Kritik:Psychotisches Gurren

Macbeth Staatsoper

Vom Machtrausch in den Wahnsinn: Liudmyla Monastyrska als Lady Macbeth.

(Foto: Wilfried Hösl)

Liudmyla Monastyrska beeindruckt als Lady Macbeth bei den Opernfestspielen.

Von Rita Argauer, München

Als Liudmyla Monastyrska sich zur Ouvertüre von Verdis "Macbeth" an der Staatsoper erstmals aus ihrem Zelt schält, erschrickt man. So schwer verstört wirkt die Frau. Dann in der Rückschau, die diese Oper in Martin Kušejs Inszenierung auch ist, versteht man, dass diese Frau einfach nur wirklich sehr gut ist. Sowohl gesangstechnisch als auch schauspielerisch. Sie spielt die Gebrochene, noch ohne Worte, ohne Gesang, nutzt sie die Orchestereröffnung um den großen Sturz ihrer Figur vorzubereiten, um diese Partie mit voller Gewalt wirken zu lassen.
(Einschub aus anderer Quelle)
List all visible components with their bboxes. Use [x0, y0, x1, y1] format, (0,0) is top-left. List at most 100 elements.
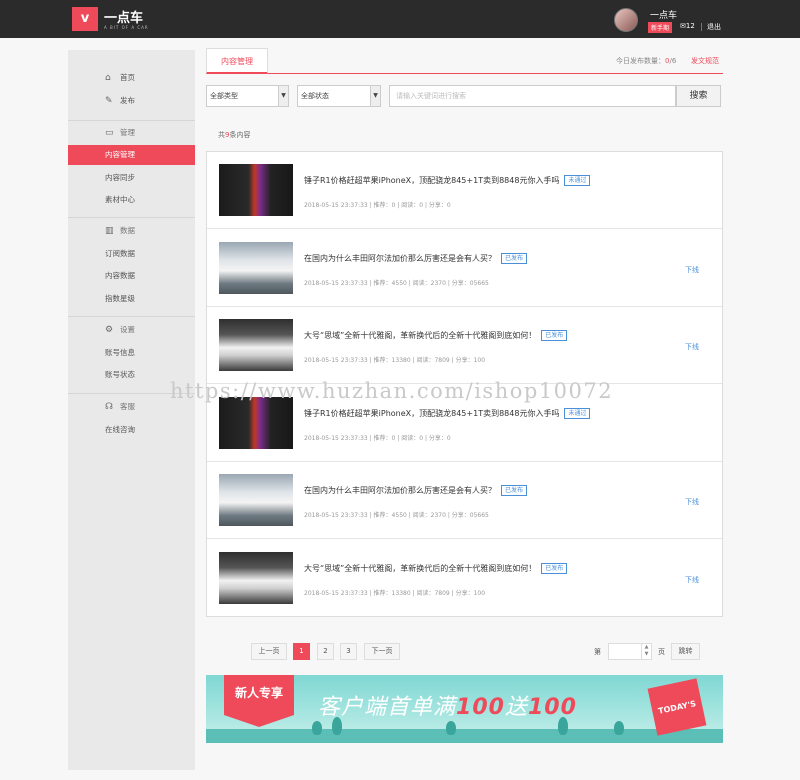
article-meta: 2018-05-15 23:37:33 | 推荐：0 | 阅读：0 | 分享：0 [304, 202, 451, 209]
list-item[interactable]: 锤子R1价格赶超苹果iPhoneX，顶配骁龙845+1T卖到8848元你入手吗未… [207, 152, 722, 229]
article-title-text: 锤子R1价格赶超苹果iPhoneX，顶配骁龙845+1T卖到8848元你入手吗 [304, 176, 560, 185]
publish-count-info: 今日发布数量：0/6 [616, 56, 676, 66]
article-title[interactable]: 锤子R1价格赶超苹果iPhoneX，顶配骁龙845+1T卖到8848元你入手吗未… [304, 175, 591, 186]
page-button-2[interactable]: 2 [317, 643, 334, 660]
sidebar: ⌂ 首页 ✎ 发布 ▭ 管理 内容管理 内容同步 素材中心 ▥ 数据 订阅数据 内容数据… [68, 50, 195, 770]
chevron-down-icon: ▼ [370, 86, 380, 106]
offline-button[interactable]: 下线 [685, 342, 699, 352]
tree-icon [614, 721, 624, 735]
sidebar-item-label: 首页 [120, 73, 135, 82]
article-title[interactable]: 锤子R1价格赶超苹果iPhoneX，顶配骁龙845+1T卖到8848元你入手吗未… [304, 408, 591, 419]
banner-badge: 新人专享 [224, 675, 294, 727]
folder-icon: ▭ [105, 128, 114, 138]
divider [701, 23, 702, 31]
article-thumbnail[interactable] [219, 552, 293, 604]
logo-text[interactable]: 一点车 [104, 7, 143, 26]
offline-button[interactable]: 下线 [685, 575, 699, 585]
status-select-value: 全部状态 [301, 92, 329, 100]
message-link[interactable]: ✉12 [680, 22, 695, 30]
divider [68, 316, 195, 317]
banner-ground [206, 729, 723, 743]
sidebar-item-home[interactable]: ⌂ 首页 [68, 68, 195, 88]
article-title[interactable]: 大号“思域”全新十代雅阁，革新换代后的全新十代雅阁到底如何！ 已发布 [304, 330, 568, 341]
sidebar-item-content-manage[interactable]: 内容管理 [68, 145, 195, 165]
promo-banner[interactable]: 新人专享 客户端首单满100送100 TODAY'S [206, 675, 723, 743]
watermark: https://www.huzhan.com/ishop10072 [170, 379, 614, 403]
prev-page-button[interactable]: 上一页 [251, 643, 287, 660]
status-badge: 已发布 [541, 563, 568, 574]
status-badge: 已发布 [501, 253, 528, 264]
stepper-icon[interactable]: ▲ ▼ [641, 644, 651, 659]
type-select[interactable]: 全部类型 ▼ [206, 85, 289, 107]
go-button[interactable]: 跳转 [671, 643, 700, 660]
article-thumbnail[interactable] [219, 319, 293, 371]
page-number-input[interactable]: ▲ ▼ [608, 643, 652, 660]
status-select[interactable]: 全部状态 ▼ [297, 85, 381, 107]
sidebar-item-index-level[interactable]: 指数星级 [68, 289, 195, 309]
list-item[interactable]: 大号“思域”全新十代雅阁，革新换代后的全新十代雅阁到底如何！ 已发布 2018-0… [207, 307, 722, 384]
article-title-text: 在国内为什么丰田阿尔法加价那么厉害还是会有人买？ [304, 254, 496, 263]
offline-button[interactable]: 下线 [685, 497, 699, 507]
publish-count-unit: /6 [669, 57, 677, 65]
logo-icon[interactable]: ⅴ [72, 7, 98, 31]
publish-spec-link[interactable]: 发文规范 [691, 56, 719, 66]
sidebar-item-material-center[interactable]: 素材中心 [68, 190, 195, 210]
article-title[interactable]: 在国内为什么丰田阿尔法加价那么厉害还是会有人买？ 已发布 [304, 485, 528, 496]
sidebar-section-data: ▥ 数据 [68, 221, 195, 241]
sidebar-item-content-sync[interactable]: 内容同步 [68, 168, 195, 188]
article-meta: 2018-05-15 23:37:33 | 推荐：13380 | 阅读：7809… [304, 357, 486, 364]
sidebar-item-online-consult[interactable]: 在线咨询 [68, 420, 195, 440]
tree-icon [446, 721, 456, 735]
article-title[interactable]: 在国内为什么丰田阿尔法加价那么厉害还是会有人买？ 已发布 [304, 253, 528, 264]
sidebar-item-content-data[interactable]: 内容数据 [68, 266, 195, 286]
sidebar-item-label: 发布 [120, 96, 135, 105]
list-item[interactable]: 大号“思域”全新十代雅阁，革新换代后的全新十代雅阁到底如何！ 已发布 2018-0… [207, 540, 722, 617]
sidebar-section-label: 管理 [120, 128, 135, 137]
list-item[interactable]: 在国内为什么丰田阿尔法加价那么厉害还是会有人买？ 已发布 2018-05-15 2… [207, 230, 722, 307]
page-button-3[interactable]: 3 [340, 643, 357, 660]
status-badge: 已发布 [501, 485, 528, 496]
user-level-badge: 新手期 [648, 22, 673, 33]
article-thumbnail[interactable] [219, 164, 293, 216]
status-badge: 已发布 [541, 330, 568, 341]
top-bar: ⅴ 一点车 A BIT OF A CAR 一点车 新手期 ✉12 退出 [0, 0, 800, 38]
logo-subtitle: A BIT OF A CAR [104, 25, 149, 30]
offline-button[interactable]: 下线 [685, 265, 699, 275]
content-count: 共9条内容 [218, 130, 250, 140]
edit-icon: ✎ [105, 96, 113, 106]
home-icon: ⌂ [105, 73, 111, 83]
search-input[interactable]: 请输入关键词进行搜索 [389, 85, 676, 107]
user-name[interactable]: 一点车 [650, 8, 677, 21]
sidebar-section-label: 数据 [120, 226, 135, 235]
article-title[interactable]: 大号“思域”全新十代雅阁，革新换代后的全新十代雅阁到底如何！ 已发布 [304, 563, 568, 574]
publish-count-label: 今日发布数量： [616, 57, 665, 65]
next-page-button[interactable]: 下一页 [364, 643, 400, 660]
divider [68, 120, 195, 121]
sidebar-item-account-info[interactable]: 账号信息 [68, 343, 195, 363]
banner-text-mid: 送 [504, 695, 528, 720]
banner-text-pre: 客户端首单满 [318, 695, 457, 720]
tree-icon [312, 721, 322, 735]
count-prefix: 共 [218, 131, 225, 139]
sidebar-section-settings: ⚙ 设置 [68, 320, 195, 340]
article-thumbnail[interactable] [219, 397, 293, 449]
sidebar-item-publish[interactable]: ✎ 发布 [68, 91, 195, 111]
avatar[interactable] [614, 8, 638, 32]
article-thumbnail[interactable] [219, 474, 293, 526]
article-title-text: 大号“思域”全新十代雅阁，革新换代后的全新十代雅阁到底如何！ [304, 331, 537, 340]
article-meta: 2018-05-15 23:37:33 | 推荐：0 | 阅读：0 | 分享：0 [304, 435, 451, 442]
sidebar-item-subscription-data[interactable]: 订阅数据 [68, 244, 195, 264]
status-badge: 未通过 [564, 408, 591, 419]
banner-text: 客户端首单满100送100 [318, 689, 577, 721]
shopping-bag-icon: TODAY'S [647, 678, 707, 736]
page-button-1[interactable]: 1 [293, 643, 310, 660]
list-item[interactable]: 在国内为什么丰田阿尔法加价那么厉害还是会有人买？ 已发布 2018-05-15 2… [207, 462, 722, 539]
headset-icon: ☊ [105, 402, 113, 412]
tab-content-manage[interactable]: 内容管理 [206, 48, 268, 74]
type-select-value: 全部类型 [210, 92, 238, 100]
article-thumbnail[interactable] [219, 242, 293, 294]
sidebar-section-label: 设置 [120, 325, 135, 334]
banner-num-1: 100 [456, 695, 505, 720]
search-button[interactable]: 搜索 [676, 85, 721, 107]
logout-link[interactable]: 退出 [707, 22, 721, 32]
Für Sängerinnen ist die Lady Macbeth eine besondere Rolle. Sie ist die einzige wirklich präsente Frauenrolle in diesem Werk. Und sie ist - seltenst für das 19. Jahrhundert - diejenige, die die Fäden zieht. Mal abgesehen von den Hexen als Schicksalsbild - gesungen von einem vielstimmig durchscheinend und verführerisch reinen Chor zum hervorragend plastisch musizierenden Staatsorchester unter Pinchas Steinberg.

Aber zurück zu Monastyrska. Sie bestimmt die ersten beiden Akte. Vom grausamen Kalkül zum Machtrausch, den Monastyrska ins Psychotische kippen lässt. Ihre Stimme ist wahnsinnig vielsagend. Sie verfügt über ein beinahe gurrendes Vibrato in den Höhen, wenn sie bezirzt, ohne je schrill oder hart zu werden. Sie lässt die Koloraturen überschnappen wie ein Wahnsinn, der sich ankündigt. Sie sirrt und summt die Chorlinien mit, während des Festes im zweiten Akt, und ist da psychisch eigentlich schon am Ende.

Simon Keenlyside als Macbeth geht dazu den umgekehrten Weg. Die ersten beiden Akte ist er fahl - stimmlich und im Gesicht. Lässt der Kraft der Frau allen Raum, den sie braucht, um derart zu beeindrucken. Später dann, im Duett mit einem derzeit in Höchstform agierenden Pavol Breslik als Macduff, gibt er dem Macbeth mehr Profil. Aber so lange die Frau an seiner Seite ist, ist sie das Zentrum, politisch und strategisch. Da waren Shakespeare und in seiner Folge Verdi schon weiter als Ivanka Trump. Kušejs Inszenierung von 2008 aber, die sich immer wieder explizit künstlicher Elemente des Splatter- und Horrorfilms bedient, wirkt angesichts aktueller Entwicklungen und zeitgenössischer Despoten fast ein wenig naiv.